Figure Caption: A typical integrated omics workflow showing input datasets, output datasets and results. Using individual omics datasets that are closer to genotype (genomics and transcriptomics), and those closer to phenotype (proteomics and flowcytometry, datasets are integrated using statistical or advanced machine learning approaches. Results may be simple pathways or complex networks and may include both known and novel immune signatures. In addition, results may predict outcome of candidiasis into recurring or persistent disease states, provide insights for effective therapeutic interventions.

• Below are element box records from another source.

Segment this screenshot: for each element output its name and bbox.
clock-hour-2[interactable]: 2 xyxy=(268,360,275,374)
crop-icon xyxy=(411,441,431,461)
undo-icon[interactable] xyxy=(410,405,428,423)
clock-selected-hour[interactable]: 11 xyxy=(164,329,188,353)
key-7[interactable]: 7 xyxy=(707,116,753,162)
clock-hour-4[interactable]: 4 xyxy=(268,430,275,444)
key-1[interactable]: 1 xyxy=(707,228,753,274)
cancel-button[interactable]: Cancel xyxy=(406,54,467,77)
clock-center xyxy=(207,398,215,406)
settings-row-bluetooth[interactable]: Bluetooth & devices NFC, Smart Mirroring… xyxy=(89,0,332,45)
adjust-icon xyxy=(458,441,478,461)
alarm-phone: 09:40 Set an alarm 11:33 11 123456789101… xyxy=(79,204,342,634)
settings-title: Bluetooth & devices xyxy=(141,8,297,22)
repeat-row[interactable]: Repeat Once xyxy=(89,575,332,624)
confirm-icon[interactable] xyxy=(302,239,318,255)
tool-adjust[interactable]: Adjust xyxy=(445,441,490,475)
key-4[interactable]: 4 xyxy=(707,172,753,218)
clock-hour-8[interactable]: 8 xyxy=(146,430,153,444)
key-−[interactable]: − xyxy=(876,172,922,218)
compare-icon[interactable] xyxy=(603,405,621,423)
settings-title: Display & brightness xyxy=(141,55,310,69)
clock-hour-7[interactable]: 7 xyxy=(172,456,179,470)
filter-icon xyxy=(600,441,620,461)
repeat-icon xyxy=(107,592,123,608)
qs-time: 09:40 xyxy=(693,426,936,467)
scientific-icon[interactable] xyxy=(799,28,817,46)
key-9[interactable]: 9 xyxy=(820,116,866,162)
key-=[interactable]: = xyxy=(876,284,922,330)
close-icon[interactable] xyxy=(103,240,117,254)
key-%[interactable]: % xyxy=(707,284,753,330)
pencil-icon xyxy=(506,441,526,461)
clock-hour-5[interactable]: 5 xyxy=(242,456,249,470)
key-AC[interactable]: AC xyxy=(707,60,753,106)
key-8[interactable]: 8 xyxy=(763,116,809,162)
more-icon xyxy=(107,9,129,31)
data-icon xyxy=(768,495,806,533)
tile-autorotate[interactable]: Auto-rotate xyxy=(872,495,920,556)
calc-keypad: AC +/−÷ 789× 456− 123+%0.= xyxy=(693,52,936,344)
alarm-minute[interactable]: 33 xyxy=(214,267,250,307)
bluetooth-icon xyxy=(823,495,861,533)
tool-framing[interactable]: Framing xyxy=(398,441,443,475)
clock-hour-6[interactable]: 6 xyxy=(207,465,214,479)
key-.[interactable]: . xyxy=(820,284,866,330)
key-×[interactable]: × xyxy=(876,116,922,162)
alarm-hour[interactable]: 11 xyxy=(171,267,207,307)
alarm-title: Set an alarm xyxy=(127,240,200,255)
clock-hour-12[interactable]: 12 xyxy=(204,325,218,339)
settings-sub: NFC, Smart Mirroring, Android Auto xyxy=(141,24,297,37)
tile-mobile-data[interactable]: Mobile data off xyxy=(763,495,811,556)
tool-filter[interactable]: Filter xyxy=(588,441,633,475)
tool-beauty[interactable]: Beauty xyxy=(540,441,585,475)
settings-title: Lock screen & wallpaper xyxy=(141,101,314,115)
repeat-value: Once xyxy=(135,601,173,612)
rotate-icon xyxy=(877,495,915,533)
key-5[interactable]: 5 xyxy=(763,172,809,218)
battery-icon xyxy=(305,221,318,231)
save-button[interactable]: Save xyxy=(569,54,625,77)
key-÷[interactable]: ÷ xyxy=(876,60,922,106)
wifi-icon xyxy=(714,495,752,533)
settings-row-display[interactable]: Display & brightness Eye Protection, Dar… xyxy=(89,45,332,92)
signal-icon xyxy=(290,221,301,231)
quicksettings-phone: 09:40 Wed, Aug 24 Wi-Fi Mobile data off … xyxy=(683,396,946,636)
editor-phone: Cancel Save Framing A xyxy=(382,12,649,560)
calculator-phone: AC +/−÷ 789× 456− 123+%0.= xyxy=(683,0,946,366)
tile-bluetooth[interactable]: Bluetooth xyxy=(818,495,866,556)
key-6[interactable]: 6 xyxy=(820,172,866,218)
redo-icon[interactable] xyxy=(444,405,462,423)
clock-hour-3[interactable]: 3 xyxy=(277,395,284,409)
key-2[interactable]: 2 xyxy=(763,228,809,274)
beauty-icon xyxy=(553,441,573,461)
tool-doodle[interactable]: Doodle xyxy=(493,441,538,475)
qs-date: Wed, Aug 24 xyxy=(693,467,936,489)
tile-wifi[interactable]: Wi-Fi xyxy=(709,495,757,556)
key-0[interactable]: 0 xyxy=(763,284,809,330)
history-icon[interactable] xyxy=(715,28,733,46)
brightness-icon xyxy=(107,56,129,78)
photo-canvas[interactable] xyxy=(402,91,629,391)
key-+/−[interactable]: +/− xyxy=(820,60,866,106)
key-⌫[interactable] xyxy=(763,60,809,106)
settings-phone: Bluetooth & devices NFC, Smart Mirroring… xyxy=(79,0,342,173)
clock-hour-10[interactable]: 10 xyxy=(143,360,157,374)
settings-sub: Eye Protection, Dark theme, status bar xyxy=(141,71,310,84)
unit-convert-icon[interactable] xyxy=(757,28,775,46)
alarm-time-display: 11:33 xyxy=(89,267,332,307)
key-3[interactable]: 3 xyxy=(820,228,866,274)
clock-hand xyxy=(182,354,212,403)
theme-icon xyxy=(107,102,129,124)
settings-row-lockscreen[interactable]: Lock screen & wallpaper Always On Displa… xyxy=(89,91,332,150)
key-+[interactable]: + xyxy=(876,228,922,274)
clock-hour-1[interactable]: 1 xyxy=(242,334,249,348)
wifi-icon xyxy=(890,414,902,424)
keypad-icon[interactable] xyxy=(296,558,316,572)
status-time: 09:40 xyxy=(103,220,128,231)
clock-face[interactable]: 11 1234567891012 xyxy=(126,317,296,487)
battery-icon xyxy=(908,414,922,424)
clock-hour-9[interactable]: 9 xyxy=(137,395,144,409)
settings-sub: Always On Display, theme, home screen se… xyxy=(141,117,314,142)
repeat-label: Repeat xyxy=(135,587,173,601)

SARS-CoV-2 is the cause of COVID-19. The Reed Lab studies host immune responses to SARS-CoV-2 to improve vaccine design and delivery, focusing on limiting pathogen replication and preventing disease. We study participants in the LA-SPARTA cohort to understand the immune response to SARS-CoV-2 vaccination and infection. We also work with UC Davis' ADIVKT trial to assess vaccination response in immuno-suppressed transplant recipients. Through the NIAID-funded IMPACC study, we track immune responses in hospitalized COVID- 19 patients to predict disease severity. These studies use systems-based, high-throughput omics, and novel statistical approaches for a comprehensive assessment, aiming to improve clinical care, vaccine design, and delivery, especially in high-risk populations.

Figure Caption: Systems immunology of SARS-CoV-2 summary figure. A) Longitudinal analysis of SARS-CoV-2 infection and vaccination in the LA-SPARTA cohort reveals increased risk of infection in vaccinated Hispanic participants. B) Summary schematic highlighting inflammatory dysregulation in solid organ transplant recipients hospitalized for COVID-19 based on host/microbe multiomic profiling.